L'analisi
Juve e Milan in crisi: cosa manca a entrambe
La prima differenza tra Milan e Juventus è che i rossoneri si sono accorti di essere in crisi, i bianconeri invece no. “Merito”, se così si può dire, di Pioli che ha prontamente ridimensionato gli obiettivi stagionali, evitando false illusioni che porterebbero il motore del Diavolo a ingolfarsi. Il massimo a cui il Milan può ambire è la Champions, vitale per sopravvivere a certi livelli. Il cambio di registro non è un venire meno alle responsabilità ma un accettare la cruda realtà prima che il danno sia irreparabile. Pioli ha capito che di male, il Milan, se ne sta facendo già da solo. Non serve infierire.

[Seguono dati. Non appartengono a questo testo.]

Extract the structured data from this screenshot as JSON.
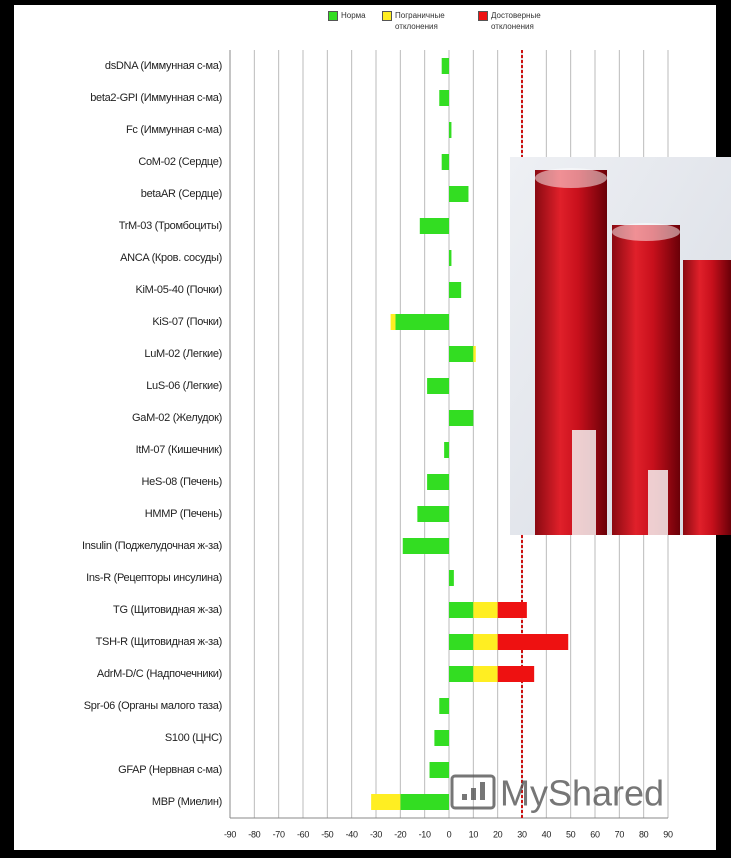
{
  "chart_data": {
    "type": "stacked-barh",
    "categories": [
      "dsDNA (Иммунная с-ма)",
      "beta2-GPI (Иммунная с-ма)",
      "Fc (Иммунная с-ма)",
      "CoM-02 (Сердце)",
      "betaAR (Сердце)",
      "TrM-03 (Тромбоциты)",
      "ANCA (Кров. сосуды)",
      "KiM-05-40 (Почки)",
      "KiS-07 (Почки)",
      "LuM-02 (Легкие)",
      "LuS-06 (Легкие)",
      "GaM-02 (Желудок)",
      "ItM-07 (Кишечник)",
      "HeS-08 (Печень)",
      "HMMP (Печень)",
      "Insulin (Поджелудочная ж-за)",
      "Ins-R (Рецепторы инсулина)",
      "TG (Щитовидная ж-за)",
      "TSH-R (Щитовидная ж-за)",
      "AdrM-D/C (Надпочечники)",
      "Spr-06 (Органы малого таза)",
      "S100 (ЦНС)",
      "GFAP (Нервная с-ма)",
      "MBP (Миелин)"
    ],
    "series": [
      {
        "name": "Норма",
        "color": "#33dd22",
        "values": [
          -3,
          -4,
          1,
          -3,
          8,
          -12,
          1,
          5,
          -22,
          10,
          -9,
          10,
          -2,
          -9,
          -13,
          -19,
          2,
          10,
          10,
          10,
          -4,
          -6,
          -8,
          -20
        ]
      },
      {
        "name": "Пограничные отклонения",
        "color": "#ffee22",
        "values": [
          null,
          null,
          null,
          null,
          null,
          null,
          null,
          null,
          -2,
          1,
          null,
          null,
          null,
          null,
          null,
          null,
          null,
          10,
          10,
          10,
          null,
          null,
          null,
          -12
        ]
      },
      {
        "name": "Достоверные отклонения",
        "color": "#ee1111",
        "values": [
          null,
          null,
          null,
          null,
          null,
          null,
          null,
          null,
          null,
          null,
          null,
          null,
          null,
          null,
          null,
          null,
          null,
          12,
          29,
          15,
          null,
          null,
          null,
          null
        ]
      }
    ],
    "threshold": 30,
    "xlim": [
      -90,
      90
    ],
    "xticks": [
      -90,
      -80,
      -70,
      -60,
      -50,
      -40,
      -30,
      -20,
      -10,
      0,
      10,
      20,
      30,
      40,
      50,
      60,
      70,
      80,
      90
    ],
    "grid": true
  },
  "watermark": "MyShared"
}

Diversa è stata la gestione di Allegri, che non si è accorto di dover ridimensionare gli obiettivi nonostante la penalità. Anziché trascinare subito la Juventus sul nuovo pianeta, abituandola all’idea di una seconda parte di stagione di sofferenza nei bassifondi della classifica, ha alzato l’asticella sbandierando ambiziose tabelle di marcia per la Champions. Non ha notato che la Juve è più vicina alla retrocessione che alla grande Europa? O ha preferito fare finta di niente? In ogni caso ha illuso i suoi calciatori che, per forza di cose, sono crollati alla seconda difficoltà (il Monza). Alla prima (l’Atalanta) avevano spontaneamente reagito di nervi, come era normale che fosse.

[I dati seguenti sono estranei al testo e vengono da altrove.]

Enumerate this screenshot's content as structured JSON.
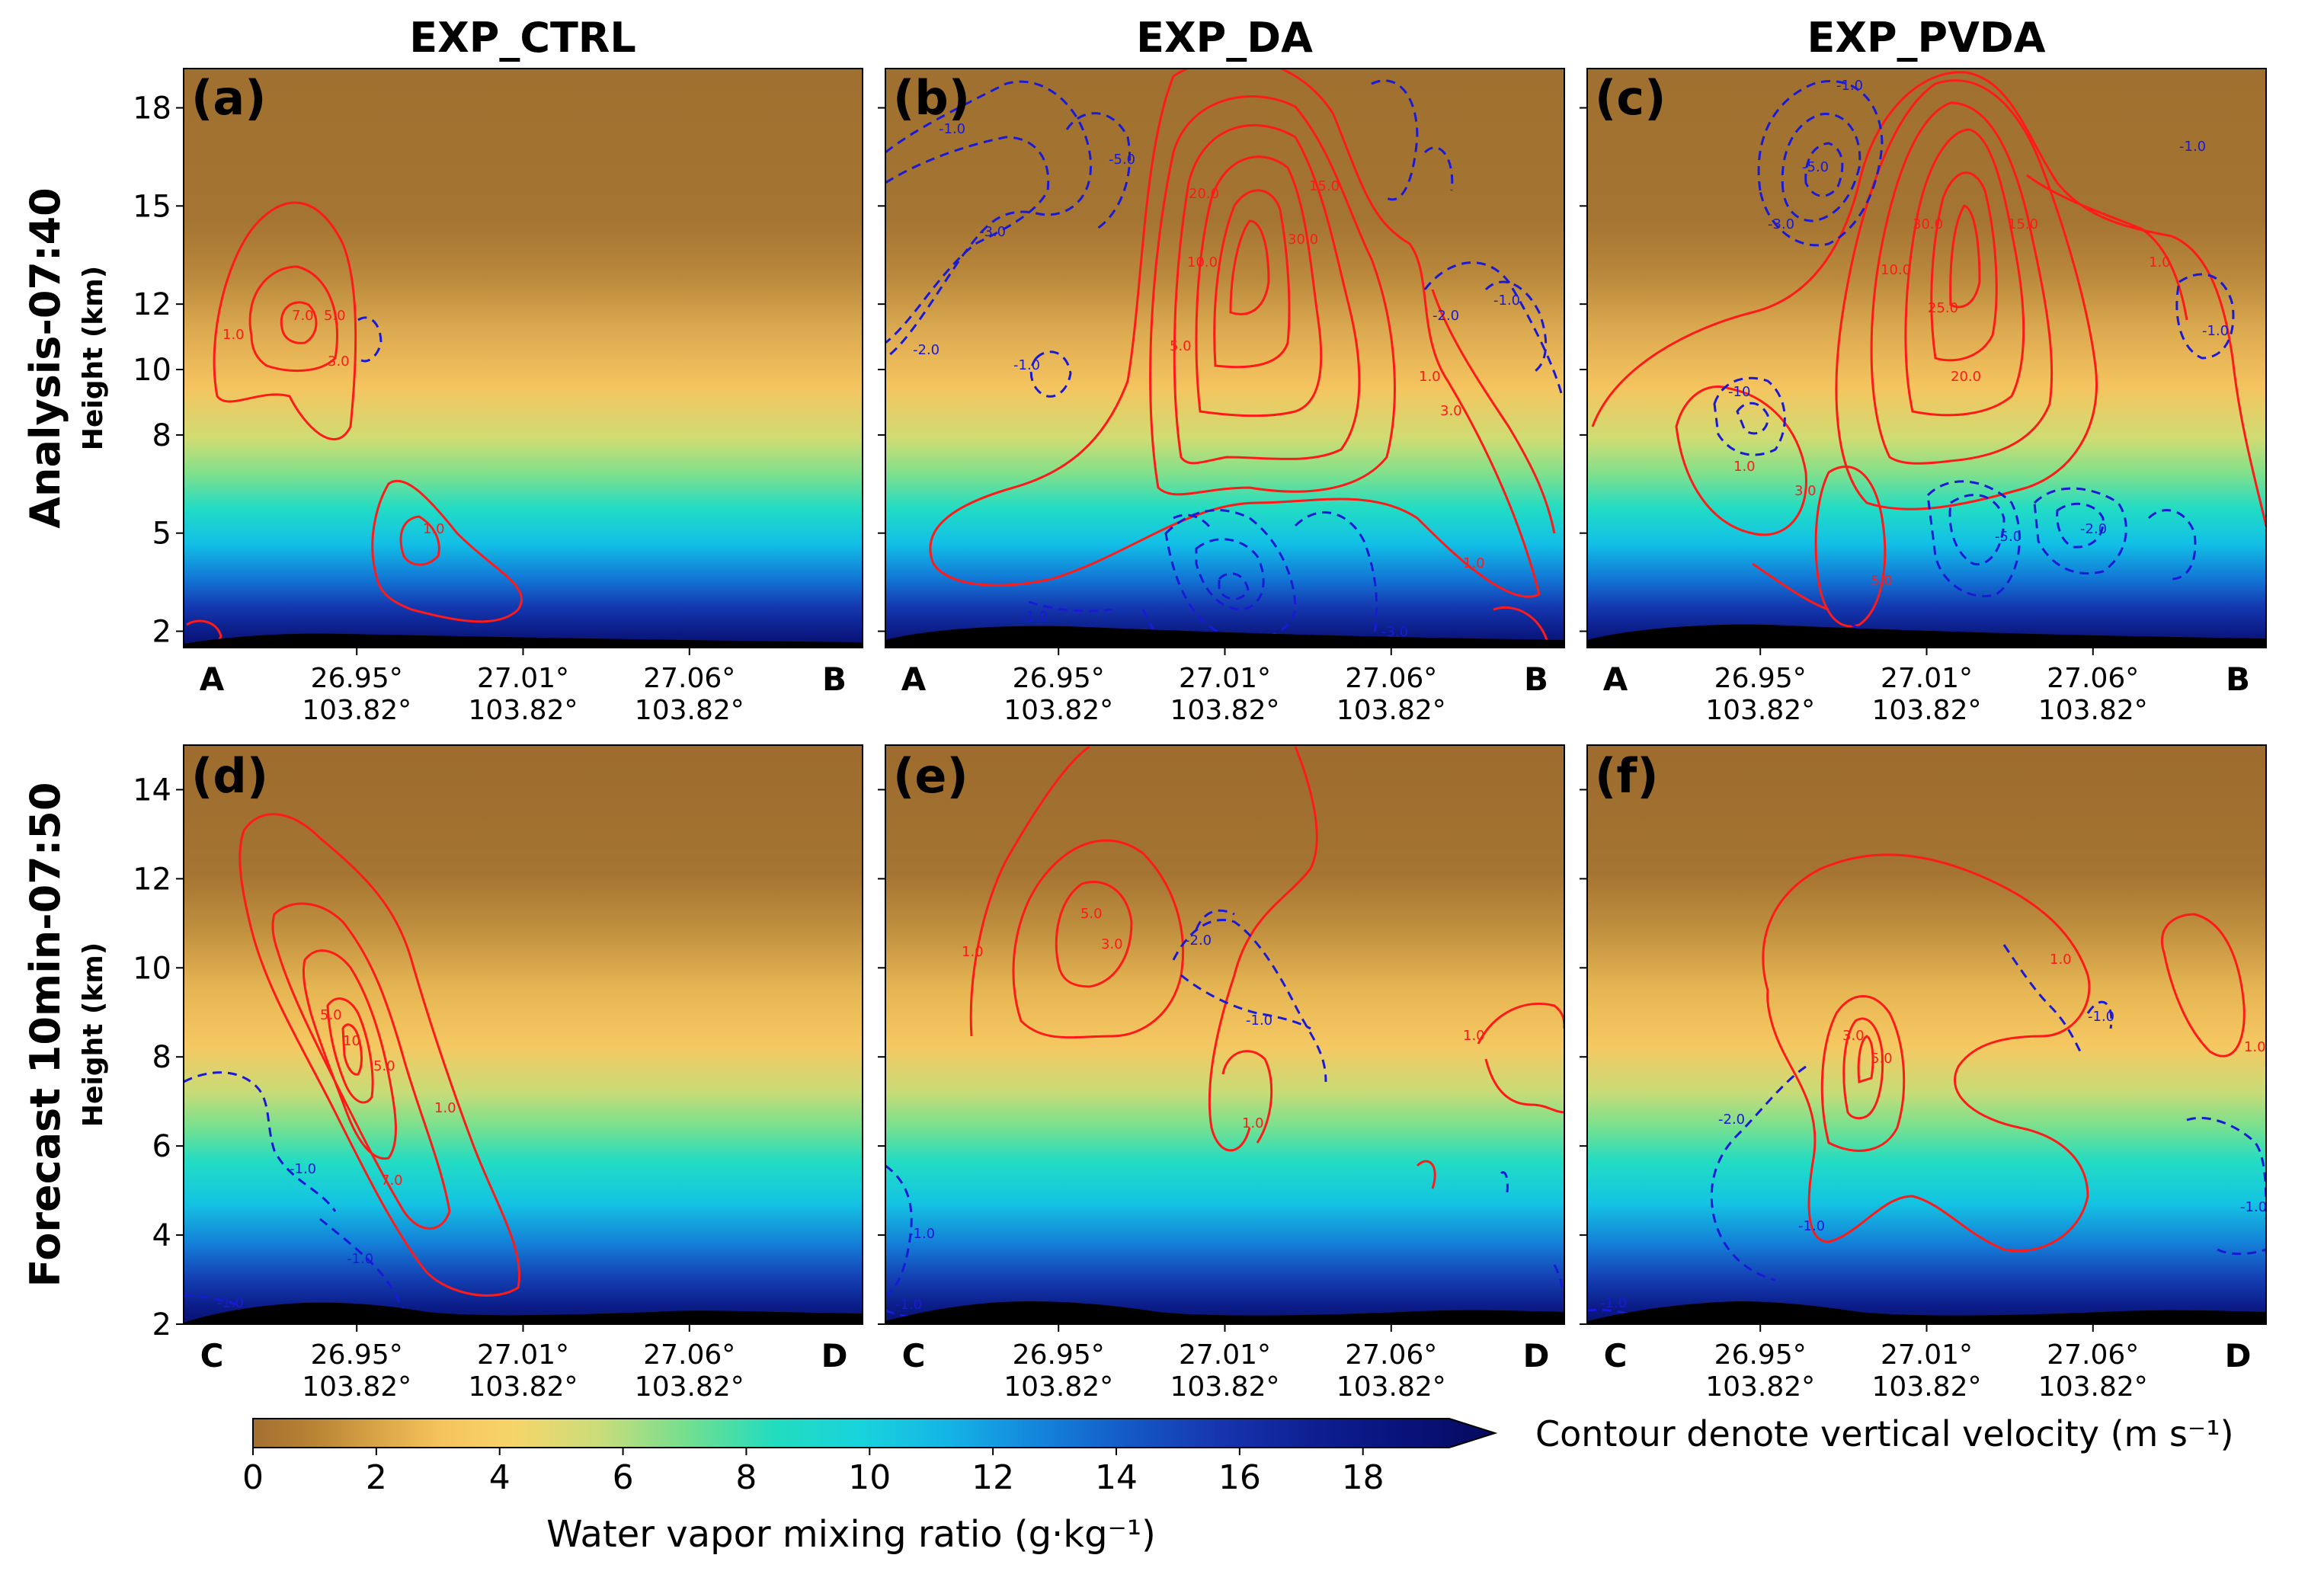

Così Allegri, in ritardo di una settimana, si accorge di dover indicare nella salvezza il nuovo obiettivo. Aveva anche annunciato che l’unico modo per sopravvivere sarebbe stato dedicarsi di più alle questioni di campo: ecco, il primo a doverlo fare è lui, visto che il caos tattico regna sovrano nella Juventus. Alla crisi, gli allenatori rispondono in modo diverso. Anche in campo. Pioli non cambia nonostante la mole di gol subiti (18 nelle prime 7 gare dell’anno), proteggendo i dogmi che l’hanno reso campione d’Italia. Ma un allenatore è grande quando sa mettere in discussione se stesso. Per un Pioli che non cambia mai c’è un Allegri che cambia troppo. Sono cinque le variazioni di modulo nell’arco della sola partita contro il Monza: dal 3-5-2 al 3-4-3, passando per il 4-3-3, il 4-2-3-1 e il 4-4-2, i giocatori sono sballottati da una fascia all’altra, da un ruolo all’altro, da un compito all’altro. Il profeta del “calcio semplice” complica la vita ai suoi calciatori, infatti anche nel caso della Juve impressionano i gol incassati di recente dopo i mesi da difesa di ferro: ben dieci nelle ultime tre di campionato contro Napoli, Atalanta e Monza.
Quest’ultima per inciso ha dimostrato come si possano ottenere risultati istantanei investendo su allenatori giovani e capaci: un’idea di casa Berlusconi. La dirigenza brianzola ricorda anche come Pioli e Allegri abbiano delle colpe ma non possano cancellare i tanti, troppi errori commessi sopra le loro teste. I direttori rossoneri e bianconeri hanno più di una responsabilità nelle crisi. Quelli del Milan hanno sbagliato il mercato per il concetto prima che per i nomi. Perché un conto è investire per vincere in futuro, un altro è spendere per confermarsi campioni. Ha poco senso scegliere la prima strategia quando si ha già una squadra giovane con margini di crescita, meglio cementare il successo per aprire un ciclo. Gli errori dei vecchi direttori della Juve, invece, sono finiti in procura, ma gli eredi finora non hanno fatto molto meglio: Paredes, Pogba e Di Maria saranno anche arrivati a parametro zero o in prestito ma guadagnano cifre astronomiche per il contributo che stanno offrendo. Qui serviva investire come ha fatto il Milan perché non c'era alcunché da conservare. Scelte opposte ugualmente sbagliate.